Если не побоюсь оказаться в этом же месте, но в другом витке реальности, где одуревшие бабы ждут меня с дубинкой, верёвкой и прочими приспособлениями.
Я передёрнулся, вспомнив, как это было.
— А мужики после уже пришли, своей группой, — продолжала трещать Верка, злорадно поглядывая на меня. Почему-то ей доставляло удовольствие, что мне тоже отсюда не выбраться. И вдруг осеклась.
— Этот суп наш? — деловито спросил мужской голос. — И картоха?
Мужики пришли. Группой.
Трое парней, выбритых и относительно аккуратных. Девушки сразу замолчали, засуетились. Стали наливать кипяток в подготовленные термосы. Верка и Алина поднялись, придвинули к краю выбивалки десятилитровую кастрюлю, приготовились тащить.
— Завтра… кто у вас тут дежурный? — лениво осведомился один из мужиков. Я заметил, как блеснула запонка на манжете его белоснежной рубашки. Вот пижон. — Сергей сказал, чтобы пораньше приходили. Часам к десяти.
— Да вы сдурели, — возмутилась вдруг флегматичная Тамара. — На весь день к вам, что ли? Надо же, не хватает им. Козлы, а?
«Пижон» неприятно посмотрел на женщину.
— Тамарка — тоже идёшь с нами! Потому что Серёга сказал: кто будет выделываться, тому вне очереди! Вроде как наряд. Так что готовься, сегодня пойдёшь по всем. То есть по всем, кто захочет, — он оглядел Тамару ещё раз, пренебрежительно прищурившись. — Ну чего сидишь, пошли, я сказал! Возьми сардельки. И тарелки. Или ещё и на завтра хочешь наряд?
Тамара побледнела, хотела что-то сказать, но только плотнее сжала губы и поднялась. Да, вот тебе и благословенный уголок. Оазис…

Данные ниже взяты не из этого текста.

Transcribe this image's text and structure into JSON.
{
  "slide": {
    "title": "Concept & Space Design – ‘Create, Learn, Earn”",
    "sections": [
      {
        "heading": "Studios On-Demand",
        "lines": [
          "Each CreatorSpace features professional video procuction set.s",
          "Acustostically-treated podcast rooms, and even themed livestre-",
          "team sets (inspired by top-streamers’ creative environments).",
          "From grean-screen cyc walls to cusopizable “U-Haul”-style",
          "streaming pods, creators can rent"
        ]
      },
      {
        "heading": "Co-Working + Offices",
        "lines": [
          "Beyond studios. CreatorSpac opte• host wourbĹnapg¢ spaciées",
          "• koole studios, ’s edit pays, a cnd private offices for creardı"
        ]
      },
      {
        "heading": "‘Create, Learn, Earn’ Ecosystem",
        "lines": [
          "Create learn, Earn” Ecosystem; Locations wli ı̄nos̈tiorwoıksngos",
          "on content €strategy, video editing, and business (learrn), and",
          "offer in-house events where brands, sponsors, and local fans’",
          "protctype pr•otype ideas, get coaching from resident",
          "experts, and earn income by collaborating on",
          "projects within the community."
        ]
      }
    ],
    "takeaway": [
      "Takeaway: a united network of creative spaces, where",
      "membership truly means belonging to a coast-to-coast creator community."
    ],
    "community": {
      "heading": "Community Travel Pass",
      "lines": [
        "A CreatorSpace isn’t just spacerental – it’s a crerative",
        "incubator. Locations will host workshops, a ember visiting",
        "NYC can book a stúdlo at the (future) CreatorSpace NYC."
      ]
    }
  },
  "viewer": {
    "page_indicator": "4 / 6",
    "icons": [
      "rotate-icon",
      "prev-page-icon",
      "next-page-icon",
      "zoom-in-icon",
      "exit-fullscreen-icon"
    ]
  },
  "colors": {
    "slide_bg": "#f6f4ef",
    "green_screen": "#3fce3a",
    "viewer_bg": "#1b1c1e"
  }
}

— А это кто, новенький? — пижонистый снизошёл до того, чтобы заметить меня. — Новичок, надо бы зайти, представиться, э? Нехорошо так-то, за девчонок прятаться. Вон, помоги им лучше кастрюльку донести.
— Сам не сдюжишь? — удивился я. — Ты пуп в детстве надорвал, да?
— Как хочешь, — невозмутимо согласился мужик. Остальные так и не раскрыли ртов за время нашего разговора. — Не хочешь быть вежливым, не надо. Мимо не пройдёшь.
Слишком спокойно, уверенно он говорил, мне это не понравилось. Уж лучше бы сразу наваляли по морде, втроём-то. Ну, что ж.
— Дежурство у вас, значит, — пробормотал я, глядя вслед удалявшейся команде, забравшей почти всю приготовленную еду. Очерёдность у них, и месячные не помеха. А меня, выходит, привечали потому, что задабривали в надежде — может, не слишком буду издеваться…
— Да уж… дежурство, — отозвалась одна из немногих оставшихся у костра девушек. — Серёга, придурок, ещё и полы мыть заставляют. Любит чистоту, скотина! Мне, говорит, вот эта комната очень нравится, только прибраться в ней надо. Это, говорит, комната для вечерних часов. Аристократ хренов.